Nell'ambito ambientale ci sono interventi rivolti all'ambiente fisico (depurazione acqua, bonifica terreni, ecc.) e all'ambiente sociale (miglioramento livello socio-assistenziale, ecc.).
Per quanto riguarda la persona, rientrano nella profilassi indiretta (rivolta alla persona) tutte quelle pratiche di educazione, formazione e informazione sanitaria.
Il lavarsi le mani potrebbe essere una di queste, in particolare informare che "lavarsi le mani è bene" sarà informazione sanitaria, spiegare le motivazioni di tale comportamento sarà educazione sanitaria, mostrare il corretto procedimento per il loro lavaggio sarà formazione sanitaria.

- La profilassi diretta può inizialmente essere divisa in generica e specifica.

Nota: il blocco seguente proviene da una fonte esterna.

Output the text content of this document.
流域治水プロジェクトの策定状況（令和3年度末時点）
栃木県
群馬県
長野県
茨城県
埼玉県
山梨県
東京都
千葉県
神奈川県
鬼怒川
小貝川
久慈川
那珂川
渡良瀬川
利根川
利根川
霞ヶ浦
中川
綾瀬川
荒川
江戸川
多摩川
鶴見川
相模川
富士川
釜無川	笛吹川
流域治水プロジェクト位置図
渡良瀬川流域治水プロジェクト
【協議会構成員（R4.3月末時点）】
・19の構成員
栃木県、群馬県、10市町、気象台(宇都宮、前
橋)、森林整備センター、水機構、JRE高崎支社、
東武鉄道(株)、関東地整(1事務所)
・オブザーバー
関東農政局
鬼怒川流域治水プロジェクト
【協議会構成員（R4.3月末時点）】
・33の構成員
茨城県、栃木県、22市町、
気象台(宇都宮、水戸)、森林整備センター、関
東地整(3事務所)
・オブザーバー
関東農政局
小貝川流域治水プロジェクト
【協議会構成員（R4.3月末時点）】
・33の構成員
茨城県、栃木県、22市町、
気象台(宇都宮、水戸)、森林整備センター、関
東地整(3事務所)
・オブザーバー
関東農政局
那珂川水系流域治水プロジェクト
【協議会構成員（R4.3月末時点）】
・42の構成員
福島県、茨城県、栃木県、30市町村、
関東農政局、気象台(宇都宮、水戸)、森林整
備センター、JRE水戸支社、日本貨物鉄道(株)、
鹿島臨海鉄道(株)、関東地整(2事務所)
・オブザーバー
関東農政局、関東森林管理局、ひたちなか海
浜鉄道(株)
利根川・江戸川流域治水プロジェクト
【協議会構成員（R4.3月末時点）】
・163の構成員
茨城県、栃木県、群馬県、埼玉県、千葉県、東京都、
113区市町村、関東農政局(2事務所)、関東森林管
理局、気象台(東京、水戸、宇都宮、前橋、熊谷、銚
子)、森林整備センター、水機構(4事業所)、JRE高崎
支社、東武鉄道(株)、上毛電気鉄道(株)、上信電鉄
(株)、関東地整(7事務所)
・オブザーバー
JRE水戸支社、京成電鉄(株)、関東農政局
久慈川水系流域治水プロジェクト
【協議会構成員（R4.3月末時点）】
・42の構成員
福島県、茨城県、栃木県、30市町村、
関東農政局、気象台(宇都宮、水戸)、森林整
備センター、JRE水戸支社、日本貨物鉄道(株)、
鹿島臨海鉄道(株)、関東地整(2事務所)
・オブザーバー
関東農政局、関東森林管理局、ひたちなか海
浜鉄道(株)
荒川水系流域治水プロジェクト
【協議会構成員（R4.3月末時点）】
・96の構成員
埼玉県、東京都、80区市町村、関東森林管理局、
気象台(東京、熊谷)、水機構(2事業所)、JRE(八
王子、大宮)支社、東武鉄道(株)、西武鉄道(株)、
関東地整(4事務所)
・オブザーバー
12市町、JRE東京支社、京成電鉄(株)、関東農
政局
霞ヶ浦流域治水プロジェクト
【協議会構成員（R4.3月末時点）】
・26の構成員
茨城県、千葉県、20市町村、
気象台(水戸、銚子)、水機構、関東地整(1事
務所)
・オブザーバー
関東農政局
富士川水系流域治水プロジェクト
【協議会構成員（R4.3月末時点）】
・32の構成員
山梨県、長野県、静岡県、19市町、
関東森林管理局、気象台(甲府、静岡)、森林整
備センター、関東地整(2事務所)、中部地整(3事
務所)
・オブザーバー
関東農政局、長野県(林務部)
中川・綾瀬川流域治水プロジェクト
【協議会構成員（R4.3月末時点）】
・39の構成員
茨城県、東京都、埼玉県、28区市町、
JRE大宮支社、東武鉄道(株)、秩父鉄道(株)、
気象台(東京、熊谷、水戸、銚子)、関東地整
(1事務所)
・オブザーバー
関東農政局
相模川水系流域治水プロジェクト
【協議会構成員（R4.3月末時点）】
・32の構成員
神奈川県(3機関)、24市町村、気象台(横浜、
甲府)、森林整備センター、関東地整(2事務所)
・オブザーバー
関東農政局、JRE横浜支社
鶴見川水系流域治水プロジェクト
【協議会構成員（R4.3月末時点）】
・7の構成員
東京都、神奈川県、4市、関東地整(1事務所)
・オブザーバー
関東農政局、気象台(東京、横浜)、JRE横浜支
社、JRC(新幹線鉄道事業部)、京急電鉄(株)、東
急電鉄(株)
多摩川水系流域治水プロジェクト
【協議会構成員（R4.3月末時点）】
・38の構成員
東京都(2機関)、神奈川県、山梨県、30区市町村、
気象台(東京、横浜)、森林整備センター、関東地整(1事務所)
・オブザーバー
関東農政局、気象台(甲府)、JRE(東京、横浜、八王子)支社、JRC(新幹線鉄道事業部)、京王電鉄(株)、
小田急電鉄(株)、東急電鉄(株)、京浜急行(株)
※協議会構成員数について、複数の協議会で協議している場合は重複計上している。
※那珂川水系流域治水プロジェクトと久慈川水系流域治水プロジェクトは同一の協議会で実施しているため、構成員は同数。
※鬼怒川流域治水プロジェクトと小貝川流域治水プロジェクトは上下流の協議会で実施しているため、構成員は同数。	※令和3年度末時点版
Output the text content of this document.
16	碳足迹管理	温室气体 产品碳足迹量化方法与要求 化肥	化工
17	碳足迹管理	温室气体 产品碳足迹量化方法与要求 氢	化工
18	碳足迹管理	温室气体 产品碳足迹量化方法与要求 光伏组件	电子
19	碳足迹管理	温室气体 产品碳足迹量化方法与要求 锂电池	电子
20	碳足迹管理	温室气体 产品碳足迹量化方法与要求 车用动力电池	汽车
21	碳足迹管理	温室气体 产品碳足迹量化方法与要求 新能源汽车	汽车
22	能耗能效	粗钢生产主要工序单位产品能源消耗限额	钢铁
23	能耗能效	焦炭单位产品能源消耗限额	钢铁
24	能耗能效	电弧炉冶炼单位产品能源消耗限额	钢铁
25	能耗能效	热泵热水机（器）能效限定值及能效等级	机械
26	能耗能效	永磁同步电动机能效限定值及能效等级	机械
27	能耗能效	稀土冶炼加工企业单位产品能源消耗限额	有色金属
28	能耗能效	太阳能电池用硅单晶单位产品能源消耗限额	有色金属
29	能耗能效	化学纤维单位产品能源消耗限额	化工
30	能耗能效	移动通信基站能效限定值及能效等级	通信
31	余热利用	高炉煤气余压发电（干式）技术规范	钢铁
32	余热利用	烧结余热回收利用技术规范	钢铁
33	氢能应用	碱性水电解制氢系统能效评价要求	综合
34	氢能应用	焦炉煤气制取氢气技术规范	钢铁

Nella profilassi generica troviamo misure volte all'ambiente e altre alla fonte. Per quanto riguarda l'ambiente, le procedure adottate sono di disinfestazione (eliminazione vettori animali), disinfezione (eliminazione microorganismi patogeni in un determinato ambiente o substrato) e sterilizzazione (eliminazione tutti microorganismi, comprese le spore di resistenza).
Queste ultime due procedure servono, in ambito ospedaliero, per evitare il passaggio dell'agente eziologico da paziente a paziente, da paziente a personale sanitario e da personale sanitario a paziente. Un esempio potrebbe essere la siringa, che se usata su vari pazienti potrebbe veicolare microorganismi patogeni (o comunque microorganismi).
Le pratiche di disinfezione e sterilizzazione si avvalgono di azioni fisiche (calore) o chimiche per cui non tutti i presidi sanitari resistono a essi.
È previsto quindi l'utilizzo di strumenti monouso.